I know it’s a mathematically “impure” solution. But we need something and I wanted to get this possibly workable idea out.

Asking The Right Question

Considering the amount of time and effort I put into developing the entire FATE system, you might be surprised to learn that I would not be at all averse to replacing FATE wholesale with something that worked better. I did research at the outset to see what kind of software systems were out there that would suit our needs and solve all of the problems that I had in mind. But I couldn’t find much useful stuff. To be honest, I wasn’t entirely sure what I was looking for.

In order to find the correct answer, though, it helps immensely to know the right question. Through a series of coincidences, I wound up at the Wikipedia page for continuous integration and realized that this is the category of software that FATE falls into. The Wikipedia page lists many systems that are used along the same lines as FATE.

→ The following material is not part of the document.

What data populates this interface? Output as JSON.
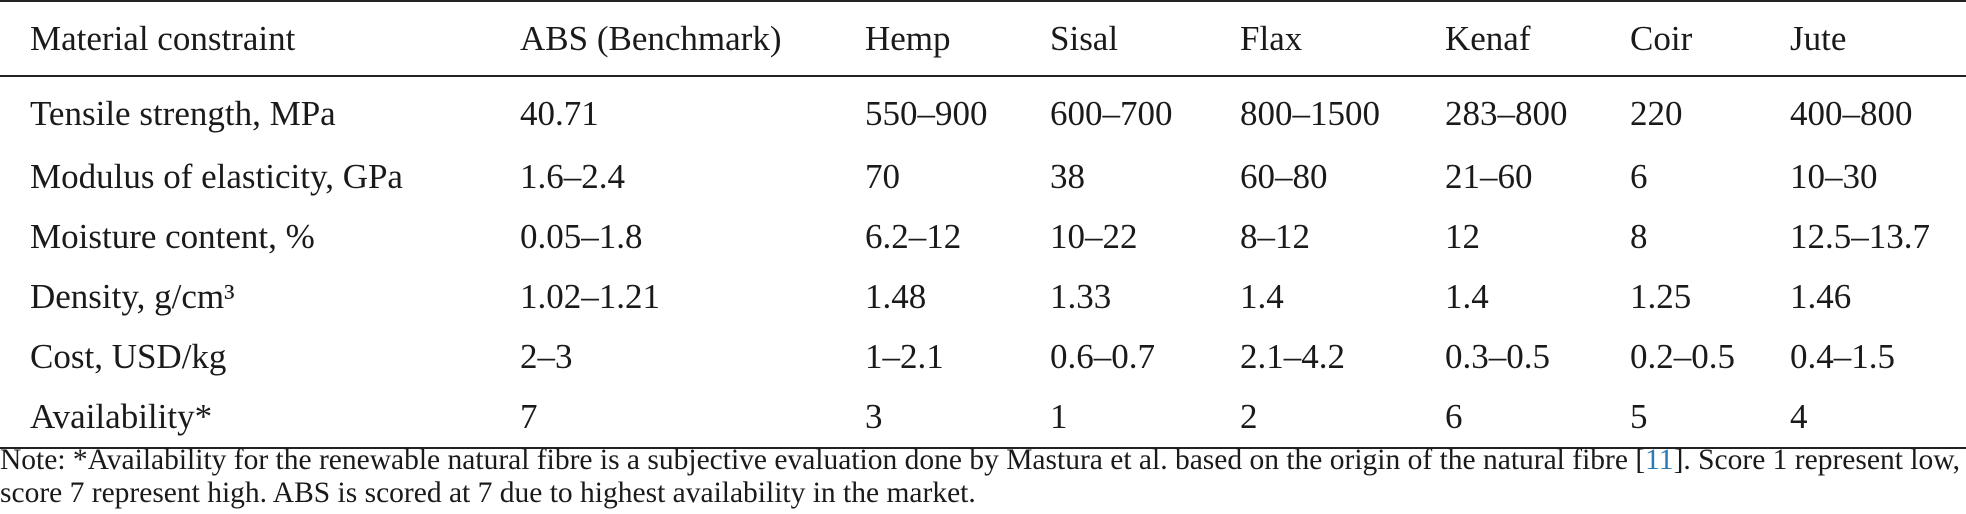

BuildBot is an interesting one and a system that I think I have seen before. Python-based, good. Example report pages are well-organized, but not as concise as I think they could be (but perhaps it’s configurable). However, I tend to think that there are few continuous integration systems that meet a particular requirement I have, namely that the master server needs to be able to run on PHP since that’s what my web provider offers (Python-CGI, too, as long as I don’t need to talk to a MySQL database).